Is there a way to globally prevent SQL Server from generating Clustered Index Scan on this table?

I was not able to reproduce the same bad query plans from my previous production issues (the bad query plans happen randomly), but I was able to generate similar query plans using a new simple query. I uploaded plans for the simple query without hint and with hint.

OPTION (RECOMPILE) could solve the issue. But it does not ensure that the new query plan will be better or that SQL Server will not switch to another query plan in a few days. I am not looking for a way to improve one particular query or to improve one particular query plan. I want to globally prevent Clustered Index Scan on my table.

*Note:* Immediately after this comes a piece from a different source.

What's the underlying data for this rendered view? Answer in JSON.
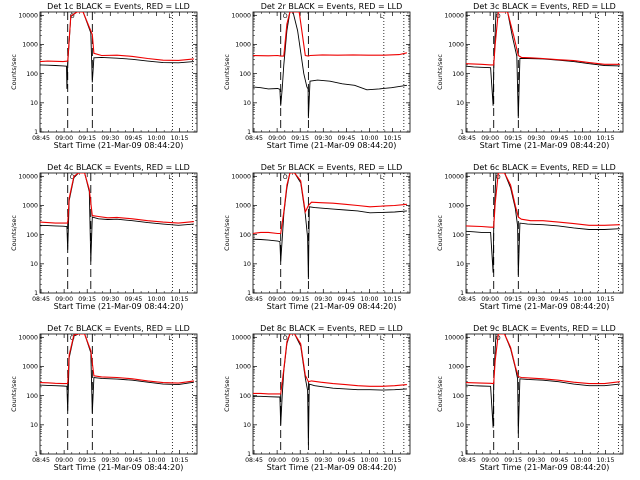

I have many queries that query many different columns and I cannot include all columns in all indexes.

One global option that would probably solve my issues is to use the legacy cardinality estimator, but I hope to find something better.

Best Answer

Is there a way to globally prevent SQL Server from generating Clustered Index Scan on this table?

Yes. Replace the clustered index with a clustered columnstore index. It will be highly compressed. And scans can eliminate unneeded columns, and (critically here) unneeded row groups.

The query here is tricky to optimze:

select t.Id, t.ExternalId, t.Source, tn.Code
from XXX.LargeTable t
join Security tn on t.SecurityId = tn.Id
where t.TransactionTime >= @d1
and t.TransactionTime <= @d2
and tn.NationalityId = 22

The optimal plan depends almost entirely on how wide the range [@d1, @d2] is. But SQL Server can't have multiple plans for the same query. You're getting a table scan here as the alternative plan has a huge estimated cost, due to the double nested loop join. As it turns out if few enough rows qualify in the transaction table, that plan will be cheaper than the table scan, but SQL has to come up with a plan that works reasonably well for any values of @d1 and @d2.

If the date range turns out to be verry narrow, as here, the clustered index scan is a terrible plan, as it requires reading the whole table.

But in the case of a Clustered Columstore SQL Server only has to scan the TransactionTime column to find the matching rows. Not only that, each 1,000,000 row column segment has the min and max in the column segment header. So if the range is narrow many of the row groups can be eliminated without actually scanning all the TransactionTime values.

The "bad" plan had mainly IO waits

  <Wait WaitType="PAGEIOLATCH_SH" WaitTimeMs="523619" WaitCount="83735" />
  <Wait WaitType="MEMORY_ALLOCATION_EXT" WaitTimeMs="13910" WaitCount="14455586" />

Scanning a CCI for the same query would require a tiny, tiny fraction of the IO required for the clustered index scan.